My dear friend, Mary, introduced me to chia pudding a few years ago during a Whole30, and I have taken the concept and expanded it to something that mirrors one of my favorite cookies. Truthfully, I was inspired by the fact that I spent all of December binging Snickerdoodles and other Christmas cookies and I thought how in the world can I spice up my chia pudding in a way that will just remotely come close to those cookies?
Several months ago, I shared my recipe for Strawberry Almond chia pudding, which is pretty great too, but this Snickerdoodle chia pudding takes the
cake pudding. I want to clarify that while it is Whole30 compatible/compliant, you should be careful on how you enjoy this dish if you are following a strict Whole30. While this recipe was developed with a “SWYPO” mentality, I am very careful not to enjoy this while on a Whole30 for something sweet, or to tame my sugar dragon. Instead, I typically make a few of these for the week and use them as a yogurt alternative, having them for breakfast a couple times as an egg-free Whole30 breakfast option. If you top it with sliced almonds or pecans, it’s basically yogurt and granola.
This pudding is sweetened with a medjool date and is flavored with cinnamon, vanilla, and just a few drops of almond extract. Letting it set overnight is best, as it creates the best pudding texture–thick and custard like.

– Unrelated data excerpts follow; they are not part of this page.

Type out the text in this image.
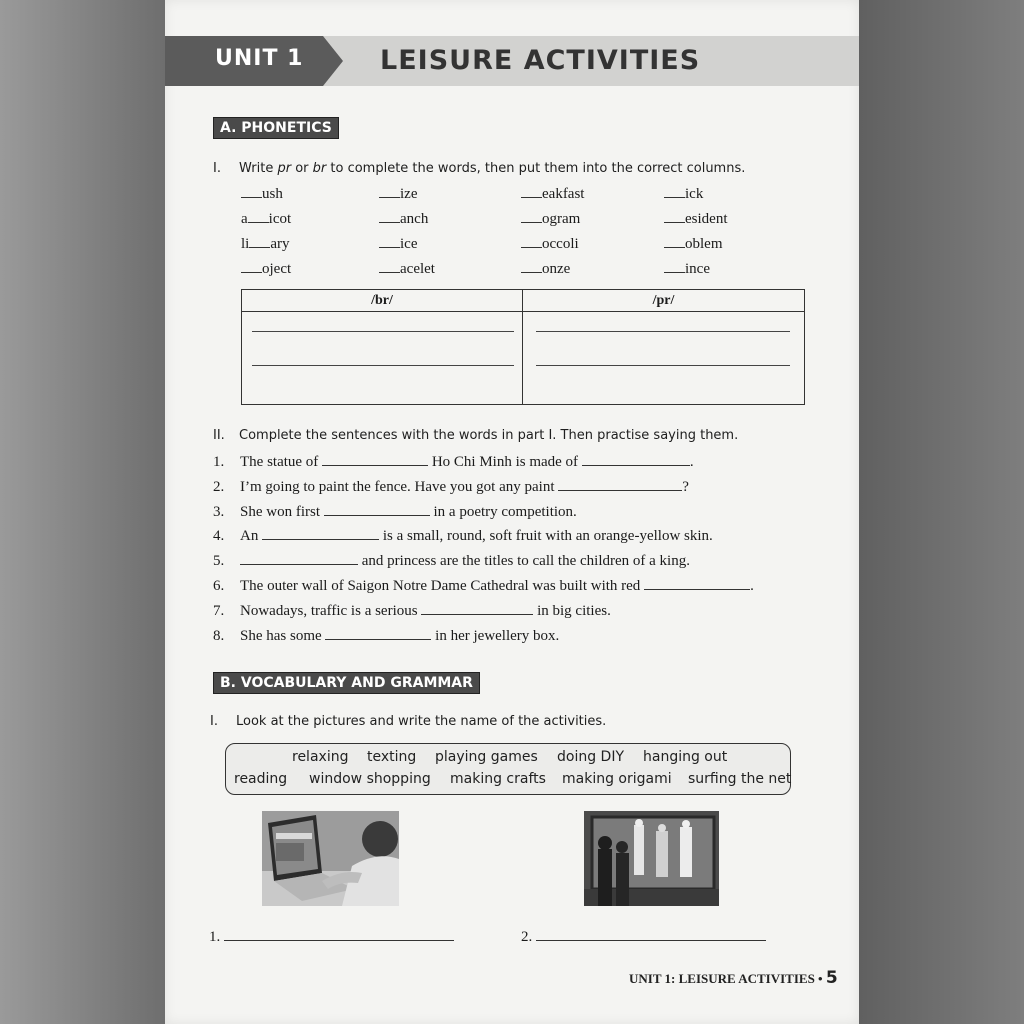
UNIT 1	LEISURE ACTIVITIES
A. PHONETICS
I. Write pr or br to complete the words, then put them into the correct columns.
/br/	/pr/
II. Complete the sentences with the words in part I. Then practise saying them.
B. VOCABULARY AND GRAMMAR
I. Look at the pictures and write the name of the activities.
relaxing texting playing games doing DIY hanging out
reading window shopping making crafts making origami surfing the net
1.	2.
UNIT 1: LEISURE ACTIVITIES • 5
ush	ize	eakfast	ick
a icot	anch	ogram	esident
li ary	ice	occoli	oblem
oject	acelet	onze	ince
1. The statue of	Ho Chi Minh is made of	.
2. I’m going to paint the fence. Have you got any paint	?
3. She won first	in a poetry competition.
4. An	is a small, round, soft fruit with an orange-yellow skin.
5.	and princess are the titles to call the children of a king.
6. The outer wall of Saigon Notre Dame Cathedral was built with red	.
7. Nowadays, traffic is a serious	in big cities.
8. She has some	in her jewellery box.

The chia pudding is thickened by the chia seeds expanding as they absorb the almond milk in this dish. However, it is even thicker because I add a tablespoon of cashew butter as well. I find cashew butter works best because it has a milder taste (unlike almond butter). I recommend whisking the almond milk and cashew butter completely together (1-2 minutes of whisking) before you add the vanilla, almond extract, chopped date, and cinnamon. Once all of those are combined, add the chia seeds and either whisk for another 1-2 minutes, or just put a lid on the dish you are making this in and shake
ya tailfeather it for a minute or two. Store in the fridge overnight for the best results, but these can keep in the fridge for up to a week if you want to make them in bulk.
- 1 chopped medjool date
- ¼ cup of almond milk
- 1 TBSP cashew butter (This one is my favorite)
- 1 tsp vanilla extract
- 5 drops of almond extract
- ½ TBSP chia seeds
- ½ tsp ground cinnamon
- In a jar, container, or bowl, whisk the almond milk and cashew butter together until well-combined (1-2 minutes)
- Add vanilla extract, almond extract, and chopped medjool date. Mix well.
- Add chia seeds and cinnamon and whisk for 1-2 minutes (or put the lid of the jar or dish you are mixing it in and shake for 1-2 minutes).
- Store in the refrigerator for at least 12 hours. (Can be stored in the refrigerator for up to one week.)
- Serving: Makes one serving (~5 oz.). I recommend making several at a time so you are prepped for the week.
- You can also mix the almond milk and cashew butter together with a blender, especially if you are trying to make multiple servings at a time. From there, you would pour into individual jars and then add the remaining ingredients to each, shake/whisk, and store in the refrigerator.
- Noting that while this is Whole30 compliant, please make sure you are not using this as a treat to feed your “sugar dragon.” This can easily become a SWYPO situation, so if you feel that having this while you are on your Whole30 journey is not helping you change your relationship with food, please wait until after your Whole30 to enjoy!